Vogue: In a way, it feels strange that this is the first time you’ve worked with Kwame [Kwei-Armah, the artistic director of the Young Vic], given that you’re so creatively aligned. How did this project initially come about?

It had to be about a year and a half ago that I hopped on a Zoom with him. He and I have a lot of mutual friends in the theater world, and the two of us just vibrated on the same frequency right away. He gave me what our writer Anthony [McCarten] had written so far, and I read it that day while at home in Orlando, Florida. I jumped on board the project immediately. Actually, at one point during the pandemic, it felt like The Collaboration might just fall by the wayside, so I let it go in my mind, but it came back to us. All of us involved in the play from the beginning were like, “It it’s meant to be, it will happen, and all of the right people will be in the room,” and I really believe that’s how it’s turned out.

Warhol and Basquiat’s relationship has been portrayed in radically different ways over the years; some people claim that Warhol acted as Basquiat’s mentor, others that he might have been Basquiat’s lover, and still others that Warhol took advantage of him. Which angle are you looking at it from in The Collaboration?

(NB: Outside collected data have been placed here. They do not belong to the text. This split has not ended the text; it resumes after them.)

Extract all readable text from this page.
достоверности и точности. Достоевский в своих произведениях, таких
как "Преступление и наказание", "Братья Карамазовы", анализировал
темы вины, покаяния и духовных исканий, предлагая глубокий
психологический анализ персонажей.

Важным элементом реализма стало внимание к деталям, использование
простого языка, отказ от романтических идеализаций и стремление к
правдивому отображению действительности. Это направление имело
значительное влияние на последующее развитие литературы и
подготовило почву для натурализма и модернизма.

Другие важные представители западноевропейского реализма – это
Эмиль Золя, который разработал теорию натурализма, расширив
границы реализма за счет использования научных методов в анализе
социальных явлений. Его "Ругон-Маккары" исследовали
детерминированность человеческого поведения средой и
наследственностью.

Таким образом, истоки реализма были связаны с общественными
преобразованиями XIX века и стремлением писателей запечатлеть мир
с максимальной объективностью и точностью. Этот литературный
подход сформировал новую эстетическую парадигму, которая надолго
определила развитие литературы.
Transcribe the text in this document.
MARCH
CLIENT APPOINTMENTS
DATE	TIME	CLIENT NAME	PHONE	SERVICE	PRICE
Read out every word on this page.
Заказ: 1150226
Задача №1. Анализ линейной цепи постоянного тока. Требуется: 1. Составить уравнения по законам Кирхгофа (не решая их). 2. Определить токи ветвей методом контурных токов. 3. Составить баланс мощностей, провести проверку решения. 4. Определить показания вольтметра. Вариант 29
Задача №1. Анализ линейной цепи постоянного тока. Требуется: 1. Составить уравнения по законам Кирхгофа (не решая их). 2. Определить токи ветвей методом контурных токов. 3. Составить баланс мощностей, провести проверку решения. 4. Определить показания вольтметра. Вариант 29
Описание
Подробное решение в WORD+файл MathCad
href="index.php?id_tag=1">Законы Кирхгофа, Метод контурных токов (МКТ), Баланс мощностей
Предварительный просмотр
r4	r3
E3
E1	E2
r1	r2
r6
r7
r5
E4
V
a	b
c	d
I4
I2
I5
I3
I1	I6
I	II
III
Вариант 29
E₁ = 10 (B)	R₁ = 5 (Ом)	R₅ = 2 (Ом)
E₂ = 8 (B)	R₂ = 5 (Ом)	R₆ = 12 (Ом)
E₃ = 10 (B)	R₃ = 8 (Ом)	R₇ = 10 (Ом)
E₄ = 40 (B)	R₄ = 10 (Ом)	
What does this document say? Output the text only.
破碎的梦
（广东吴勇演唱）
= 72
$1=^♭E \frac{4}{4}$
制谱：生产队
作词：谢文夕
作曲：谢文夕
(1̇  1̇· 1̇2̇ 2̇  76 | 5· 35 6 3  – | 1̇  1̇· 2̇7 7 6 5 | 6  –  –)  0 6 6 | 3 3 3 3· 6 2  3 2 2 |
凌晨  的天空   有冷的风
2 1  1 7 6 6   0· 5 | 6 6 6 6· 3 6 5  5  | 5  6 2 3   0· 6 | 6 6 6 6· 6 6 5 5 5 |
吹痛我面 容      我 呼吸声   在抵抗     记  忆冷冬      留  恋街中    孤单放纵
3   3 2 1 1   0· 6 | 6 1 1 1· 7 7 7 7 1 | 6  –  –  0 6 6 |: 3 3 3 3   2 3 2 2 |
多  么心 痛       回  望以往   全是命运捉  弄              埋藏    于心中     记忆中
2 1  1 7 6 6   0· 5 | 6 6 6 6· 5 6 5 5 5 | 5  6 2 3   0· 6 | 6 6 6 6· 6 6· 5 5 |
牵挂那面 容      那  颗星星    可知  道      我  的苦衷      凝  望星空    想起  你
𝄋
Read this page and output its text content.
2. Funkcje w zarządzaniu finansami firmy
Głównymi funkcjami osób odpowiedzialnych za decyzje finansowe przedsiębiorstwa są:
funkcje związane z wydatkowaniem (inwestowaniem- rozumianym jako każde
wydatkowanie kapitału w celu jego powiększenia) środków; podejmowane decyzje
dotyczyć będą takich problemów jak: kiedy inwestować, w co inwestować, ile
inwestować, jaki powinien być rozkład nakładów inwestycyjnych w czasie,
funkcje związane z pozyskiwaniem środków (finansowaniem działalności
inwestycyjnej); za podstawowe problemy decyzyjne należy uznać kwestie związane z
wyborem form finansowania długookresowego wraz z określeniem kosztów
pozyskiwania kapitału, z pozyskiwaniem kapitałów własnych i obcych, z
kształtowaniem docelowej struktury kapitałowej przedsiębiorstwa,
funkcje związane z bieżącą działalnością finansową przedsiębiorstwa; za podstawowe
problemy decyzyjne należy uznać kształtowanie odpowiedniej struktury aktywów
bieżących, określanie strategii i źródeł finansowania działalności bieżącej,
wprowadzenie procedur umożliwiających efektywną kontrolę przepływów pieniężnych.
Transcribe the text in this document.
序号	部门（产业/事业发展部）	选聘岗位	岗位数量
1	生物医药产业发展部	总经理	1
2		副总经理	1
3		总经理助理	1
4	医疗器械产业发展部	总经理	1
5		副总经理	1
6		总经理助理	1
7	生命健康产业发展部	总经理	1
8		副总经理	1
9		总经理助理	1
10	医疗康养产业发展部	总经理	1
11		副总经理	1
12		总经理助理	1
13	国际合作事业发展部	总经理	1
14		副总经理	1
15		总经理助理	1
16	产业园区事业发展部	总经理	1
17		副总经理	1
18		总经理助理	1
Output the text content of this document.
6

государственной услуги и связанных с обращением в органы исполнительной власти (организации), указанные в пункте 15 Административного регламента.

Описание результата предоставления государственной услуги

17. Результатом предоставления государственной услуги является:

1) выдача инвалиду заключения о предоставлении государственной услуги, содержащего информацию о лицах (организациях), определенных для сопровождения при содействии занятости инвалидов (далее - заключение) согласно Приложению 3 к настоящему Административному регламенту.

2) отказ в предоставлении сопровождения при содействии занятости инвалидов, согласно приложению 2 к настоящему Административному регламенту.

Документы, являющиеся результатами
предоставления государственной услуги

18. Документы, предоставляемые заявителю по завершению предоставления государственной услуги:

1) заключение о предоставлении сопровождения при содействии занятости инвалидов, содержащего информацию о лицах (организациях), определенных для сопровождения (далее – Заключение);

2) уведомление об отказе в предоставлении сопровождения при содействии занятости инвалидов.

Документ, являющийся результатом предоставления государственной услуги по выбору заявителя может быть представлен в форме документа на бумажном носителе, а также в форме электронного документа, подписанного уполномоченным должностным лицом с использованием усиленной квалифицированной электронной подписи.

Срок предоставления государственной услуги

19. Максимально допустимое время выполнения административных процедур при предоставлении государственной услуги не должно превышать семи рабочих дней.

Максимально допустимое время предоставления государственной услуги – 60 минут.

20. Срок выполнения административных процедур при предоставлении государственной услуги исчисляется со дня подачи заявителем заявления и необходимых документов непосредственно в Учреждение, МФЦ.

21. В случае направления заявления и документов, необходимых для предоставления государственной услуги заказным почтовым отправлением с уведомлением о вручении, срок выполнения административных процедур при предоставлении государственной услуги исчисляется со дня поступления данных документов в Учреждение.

So, 18 months before Warhol died, Basquiat worked with him on an exhibition, which the reviewers totally destroyed. Their preparation together for that show forms the backdrop of The Collaboration. Each audience member is like a fly on the wall while the two of them create art together. Without giving too much away, it’s like a boxing match between the two characters. Anthony has written the most brilliant script. You have Basquiat, this hot, young artist who’s just been on the cover of the New York Times Magazine, and you have Warhol, who’s still having his photograph taken with all of these celebrities, but whose “value” is depreciating. In a lot of ways, the two of them are polar opposites. Warhol is famous; he’s meticulously neat; and he’s known for slick pop art. Basquiat is more of an outsider, really, and he’s messy in every way, but he paints from his soul. Even while the two of them are in competition with each other, though, there’s a ridiculous amount of love there—whether platonic or romantic or whatever. Like, the two of them used to go and get pedicures together! So it’s about exploring all of those competing tensions.